Tuesday, October 10, 2017

Floating Wind Turbines on the High Seas Could Produce Massive Amounts of Power

Norwegian oil and gas giant Statoil positions 6-megawatt turbines off the coast of Scotland for the world's first floating wind farm. (Photo Credit: Roar Lindefjeld/Woldcam/Statoil) Click to Enlarge.
The world’s first offshore wind farm employing floating turbines is taking shape 25 kilometers off the Scottish coast and expected to begin operating by the end of this year.   New research by atmospheric scientists at the Carnegie Institution for Science in Stanford, Calif. suggests that the ultimate destination for such floating wind farms could be hundreds of kilometers out in the open ocean.  The simulations, published Monday in the Proceedings of the National Academy of Sciences, show that winds over the open ocean have far greater staying power than those over land.

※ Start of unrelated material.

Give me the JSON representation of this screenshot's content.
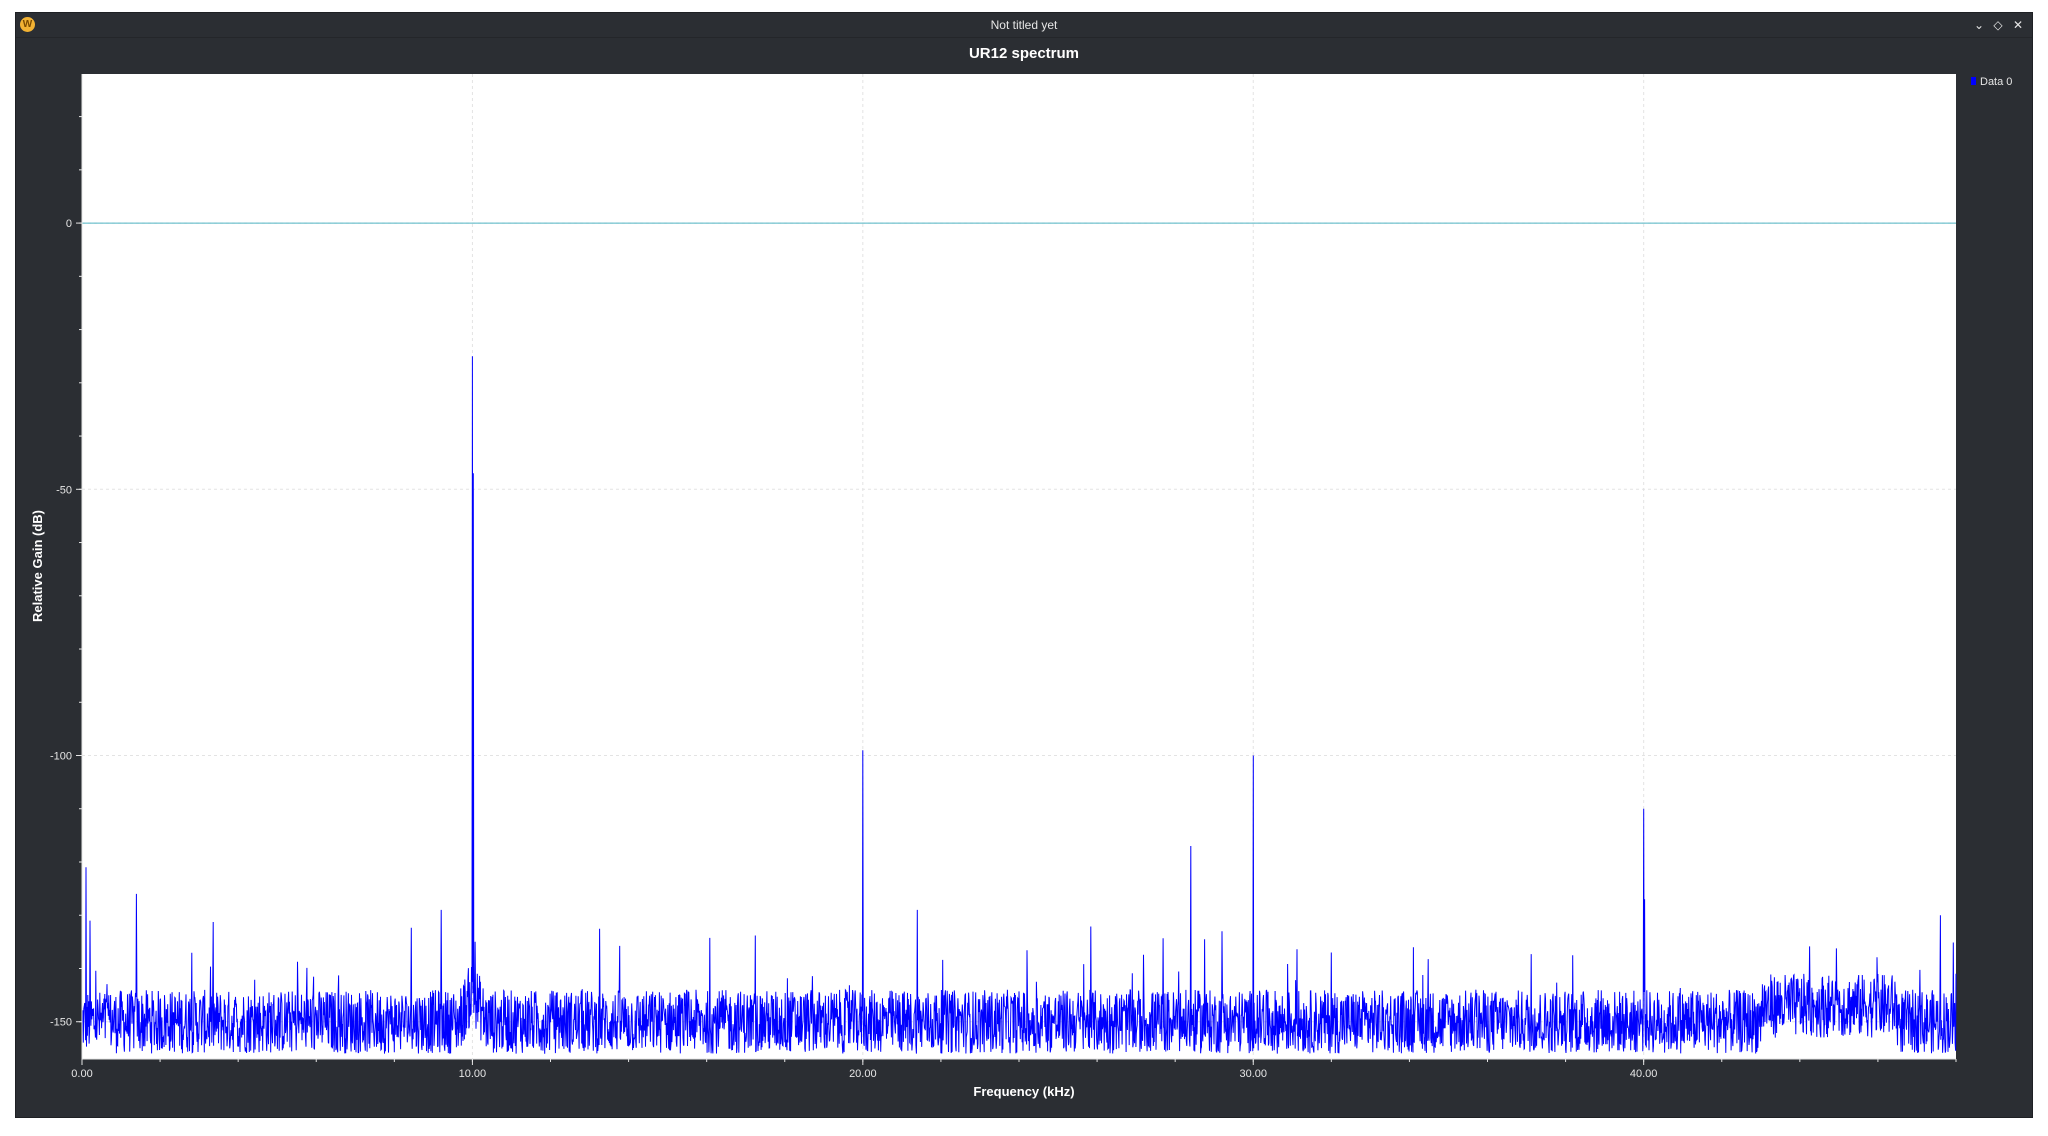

Wind power generation is obviously contingent on how fast and how often winds blow.  But only over the past decade have scientists and wind farm developers recognized that the winds measured prior to erecting turbines may not endure.  For one thing, dense arrays of wind turbines act as a drag on the wind, depleting local or even regional wind resources. 

It is now generally accepted that drag from wind turbines in the boundary layer (where the atmosphere interacts with Earth's surface) limits the kinetic energy that large land-based wind farms can extract to about 1.5 megawatts per square kilometer (MW/km2).  "If your average turbine extracts 2-6 MW, you really need to space those turbines 2-3 kilometers (1.2-1.8 miles) apart because the atmosphere just doesn’t give you more kinetic energy to extract,” says Carnegie postdoctoral researcher Anna Possner.

What Possner and climate scientist Ken Caldeira reveal Monday is that the atmosphere is more generous out in the open ocean.  There, they estimate, wind farms could be packed more tightly, because energy should flow down from above the boundary layer to quickly restore winds depleted by wind turbine rotors.  In some regions, such as the North Atlantic, the simulations suggest that large wind farms can extract 6 MW/km2 or more.

Possner and Caldeira credit this kinetic energy recharge to cyclonic weather systems that abound over the oceans in the mid-latitudes, forming as the seas release heat into the atmosphere.  Such weather can wreak havoc when they reach hurricane scale and come ashore—as Hurricane Maria has done to Puerto Rico and its power grid.

But for open ocean wind farms, those cyclonic storms should be a boon, promoting the mixing of kinetic energy between the boundary layer and the more powerful trade winds sailing over it.